Certes, le thème natal peut sembler utile pour des gens dont on ne sait rien ou qui viennent de naitre. Mais le plus souvent, les astrologues s’intéressent à des personnes assez remarquables, faute de quoi d’ailleurs, ils reconnaissent que l’étude du thème serait assez vaine et vide.
Or, force est de noter que la date de naissance n’est pas la seule date intéressante en astrologie et qu’il est même probablement plus utile de disposer d’une série de dates, comme le faisaient nos prédécesseurs quand ils cherchaient à « rectifier » une date de naissance par les événements majeurs de la vie. C’est dire que le thème est validé par d’autres dates au point que l’on tend à lire un thème à partir de telles dates. Ce qui d’ailleurs montre à quel point le thème est une donnée accessoire.
Il ne fait guère de doute que de nos jours les astrologues, pour la plupart, sont plus à l’aise face à un thème natal que face à des événements  pouvant s’inscrire au sein d’un modèle cyclique. On l’observe fréquemment dans les études astrologico-biographiques. On peut certes s’amuser à montrer que tel thème est « bipolaire » et explique de tels revirements mais c’est un peu facile. En fait, dès lors qu’une personne est marquée par une certaine forme de cyclicité, elle passera par des états successifs contrastés, que ce soit ou non indiqué dans son thème puisque c’est une donnée existentielle propre à la condition humaine.
Qui ne voit, donc, que l’astrologie a tout à gagner à mettre en avant les facteurs cycliques qui sont intelligibles par tous plutôt que de mettre tous œufs dans le même panier « horoscopique » ?
Nous pensons d’ailleurs qu’il faut démystifier le moment de naissance. Même dans le cas de Gauquelin, l’importance accordée au moment de naissance n’a qu’une signification assez contingente. Pour des raisons méthodologiques, Gauquelin devait s’en tenir à un certain protocole et surtout se servir de données bien répertoriées  et du même ordre. Cela ne signifie nullement que le moment de naissance soit privilégié dans la réalité, en dehors de la commodité d’accès à une telle information. Nous pensons, bien au contraire, que les hommes sont en permanence marqués, d’une façon ou d’une autre, par certains signes célestes. Il est absurde, en fait, de se polariser sur le seul moment de naissance et cela cause le plus grand tort à l’astrologie que de le prétendre.

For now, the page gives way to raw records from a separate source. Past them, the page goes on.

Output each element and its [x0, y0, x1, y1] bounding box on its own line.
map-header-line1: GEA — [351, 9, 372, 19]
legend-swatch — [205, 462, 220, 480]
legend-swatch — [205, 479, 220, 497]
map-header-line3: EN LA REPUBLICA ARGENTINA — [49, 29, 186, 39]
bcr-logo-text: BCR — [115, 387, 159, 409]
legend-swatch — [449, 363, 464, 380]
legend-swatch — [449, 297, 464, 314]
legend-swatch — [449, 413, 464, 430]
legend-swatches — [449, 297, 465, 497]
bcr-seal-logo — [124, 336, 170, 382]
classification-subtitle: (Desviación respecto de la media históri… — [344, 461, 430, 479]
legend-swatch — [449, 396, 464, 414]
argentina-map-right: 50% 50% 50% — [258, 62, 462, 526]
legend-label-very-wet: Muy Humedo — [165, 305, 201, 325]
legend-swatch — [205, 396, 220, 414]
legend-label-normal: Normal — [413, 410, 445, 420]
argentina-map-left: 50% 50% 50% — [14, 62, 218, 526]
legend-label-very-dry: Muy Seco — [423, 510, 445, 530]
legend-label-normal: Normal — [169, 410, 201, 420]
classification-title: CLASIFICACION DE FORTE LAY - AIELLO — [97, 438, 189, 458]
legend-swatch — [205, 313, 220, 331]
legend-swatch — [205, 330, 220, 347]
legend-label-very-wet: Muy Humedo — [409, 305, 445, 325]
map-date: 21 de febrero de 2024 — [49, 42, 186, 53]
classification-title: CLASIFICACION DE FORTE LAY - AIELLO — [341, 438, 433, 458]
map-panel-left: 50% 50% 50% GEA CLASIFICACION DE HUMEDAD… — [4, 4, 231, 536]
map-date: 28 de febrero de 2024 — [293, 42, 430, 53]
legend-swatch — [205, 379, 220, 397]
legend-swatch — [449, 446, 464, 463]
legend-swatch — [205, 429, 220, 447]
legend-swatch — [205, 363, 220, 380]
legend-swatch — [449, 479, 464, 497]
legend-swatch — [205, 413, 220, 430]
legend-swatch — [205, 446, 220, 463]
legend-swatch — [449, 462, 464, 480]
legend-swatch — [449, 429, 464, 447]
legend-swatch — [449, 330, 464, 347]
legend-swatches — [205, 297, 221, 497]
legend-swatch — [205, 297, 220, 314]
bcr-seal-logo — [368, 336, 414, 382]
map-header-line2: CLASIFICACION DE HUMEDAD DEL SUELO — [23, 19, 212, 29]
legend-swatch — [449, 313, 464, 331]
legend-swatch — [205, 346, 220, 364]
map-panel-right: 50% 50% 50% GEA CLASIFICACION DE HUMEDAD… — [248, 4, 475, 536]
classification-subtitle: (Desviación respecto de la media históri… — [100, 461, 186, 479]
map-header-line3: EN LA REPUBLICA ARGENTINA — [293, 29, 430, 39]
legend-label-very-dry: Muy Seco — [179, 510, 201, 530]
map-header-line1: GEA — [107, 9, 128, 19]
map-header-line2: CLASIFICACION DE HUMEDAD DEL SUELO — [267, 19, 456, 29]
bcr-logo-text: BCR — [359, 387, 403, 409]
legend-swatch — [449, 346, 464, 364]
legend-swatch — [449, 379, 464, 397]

A une époque où les astrologues n’avaient pas accès aisément aux données astronomiques en cours, le thème natal a pu apparaître comme une solution mais c’est désormais devenu le problème. Il fut un temps où tout le canevas prévisionnel de l’astrologue dérivait du thème natal, d’où notamment les directions qui correspondent à une astronomie fictive. C’était encore largement le cas au XVIIe siècle notamment chez Morin de Villefranche. Cette technique a depuis fait long feu mais l’on continue, à tort, à privilégier, de façon archaïque, la matrice du thème natal. C’est bien fâcheux. Il va falloir former une nouvelle génération d’astrologues qui ne soit pas prisonnière d’un savoir faire obsolète et mettre dans des réserves ceux qui sont encore embourbés dans un tel référentiel.